Le marketing traditionnel s’appuie essentiellement sur une approche « push ». Le but du jeu est d’envoyer un message au plus grand nombre de clients potentiels. Cette parodie des prospectus qui encombrent nos boîtes aux lettres, au mieux se traduit par un encombrement des poubelles (avec au passage une consommation et un transport de papier contraire à une approche orientée développement durable respectueuse de l’environnement), au pire conduit à une lassitude profonde du consommateur (lequel fait lui-même partie de la chaîne logistique qui mène le prospectus de l’imprimerie à la déchetterie chargée de recycler le papier). Désormais, avec l’avènement des réseaux sociaux, une autre approche est possible. L’information, même commerciale, pour peu qu’elle soit conçue pour être transférée, parvient directement à l’internaute qui a préalablement choisi de suivre les flux qui l’intéressent.
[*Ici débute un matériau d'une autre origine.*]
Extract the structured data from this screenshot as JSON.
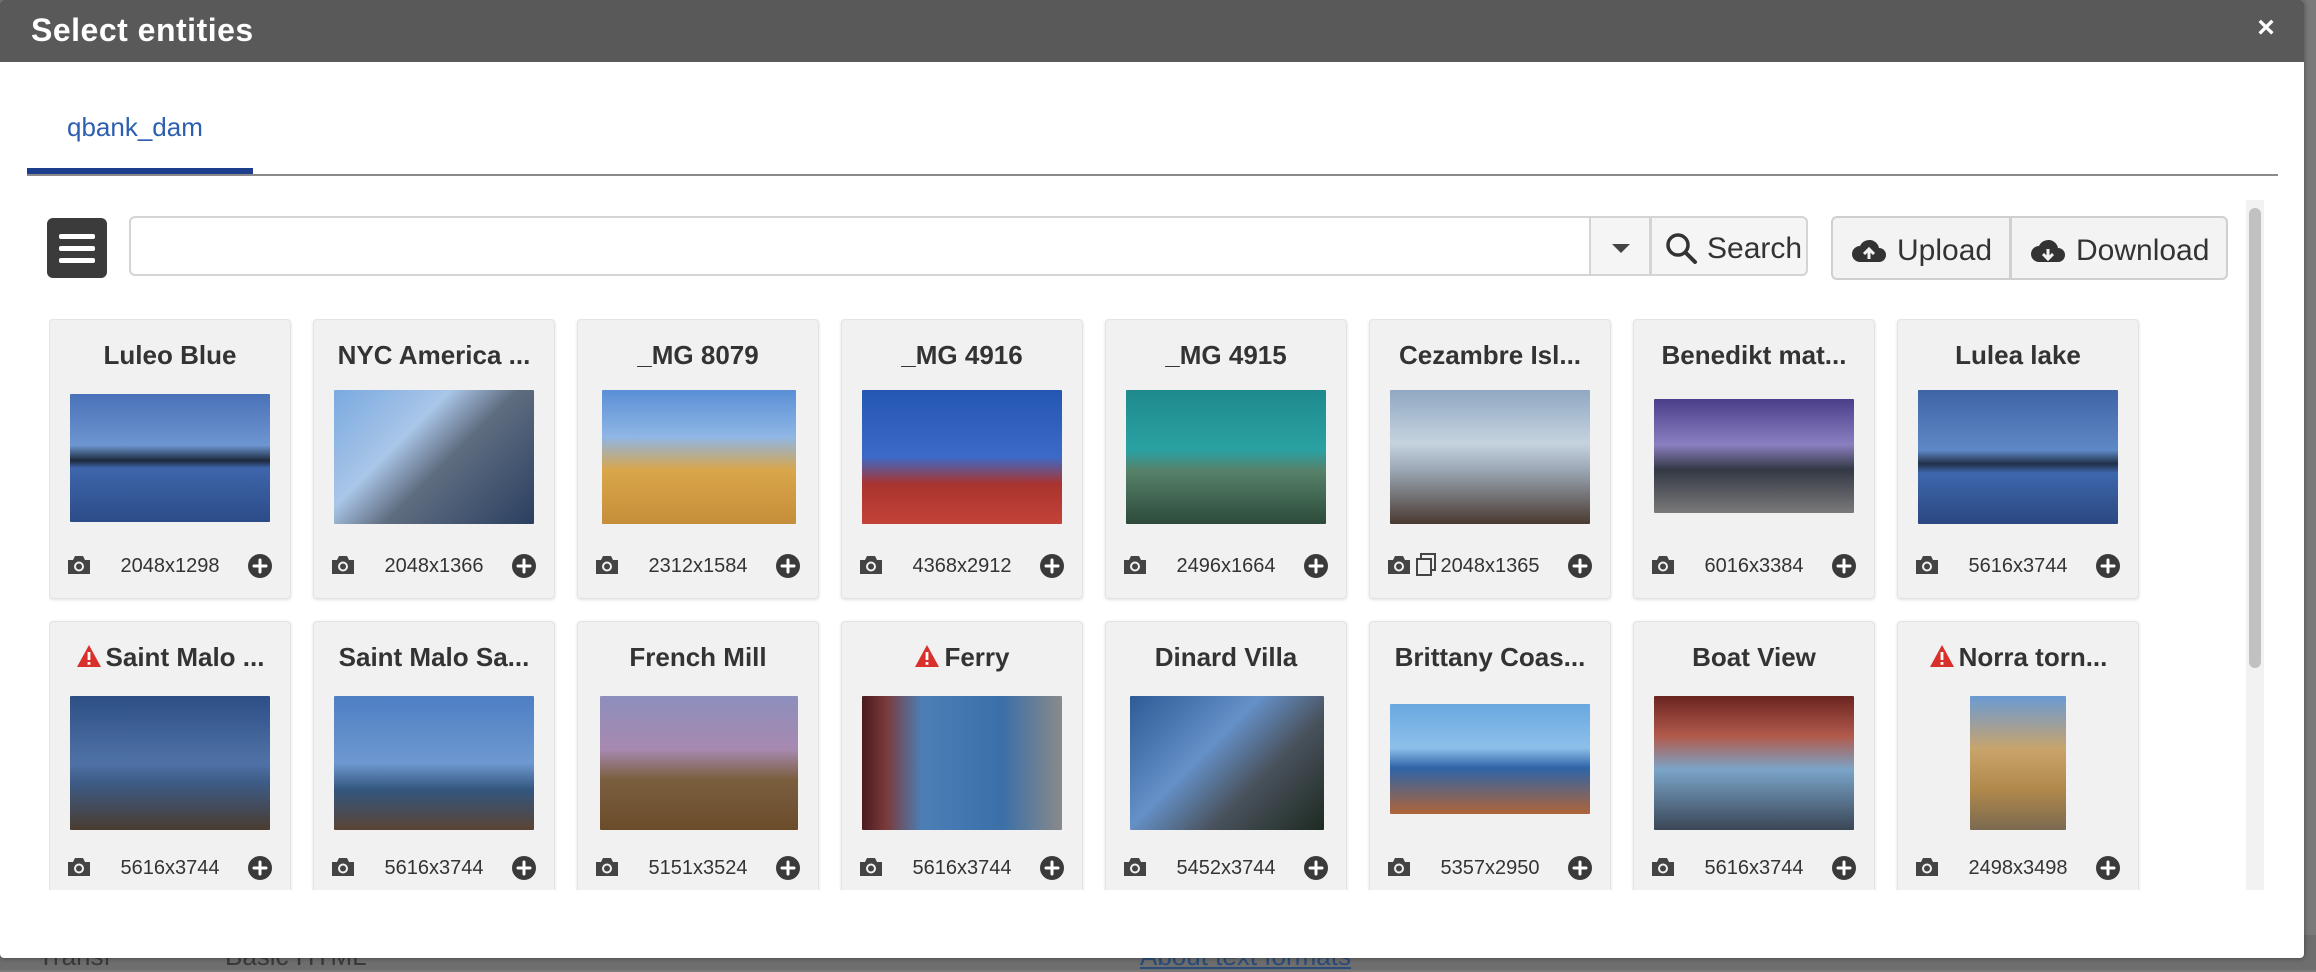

Pour l’entreprise, il s’agit donc de proposer, et de séduire, au moyen de messages qui peuvent être facilement transmis entre internautes.

Recommandations

Si vous êtes responsable marketing, commencez par étudier l’obsolescence de vos bases  d’adresses email. Vérifiez la performance de vos investissements en emailing. Et surtout, préparez-vous à utiliser les média sociaux pour mieux communiquer avec vos prospects et avec vos clients.

Si vous êtes responsable d’une unité opérationnelle, réfléchissez à la valeur que vous apporte l’information client (notamment l’adresse email) que vous avez collectée. Imaginez de nouveaux modes de relation avec vos clients, en leur fournissant une information utile (y compris en périphérie de votre cœur de métier), et en nouant avec eux un dialogue constructif, entre opérationnels.

Si vous êtes responsable informatique, préparez-vous à répondre aux demandes de vos responsables marketing et opérationnels. Assurez-vous que vos bases de données de prospects et de clients sont prêtes à accueillir leurs références de réseaux sociaux. Enfin, préparez-vous à connecter votre système d’informations avec  les réseaux sociaux, en étudiant leurs APIs.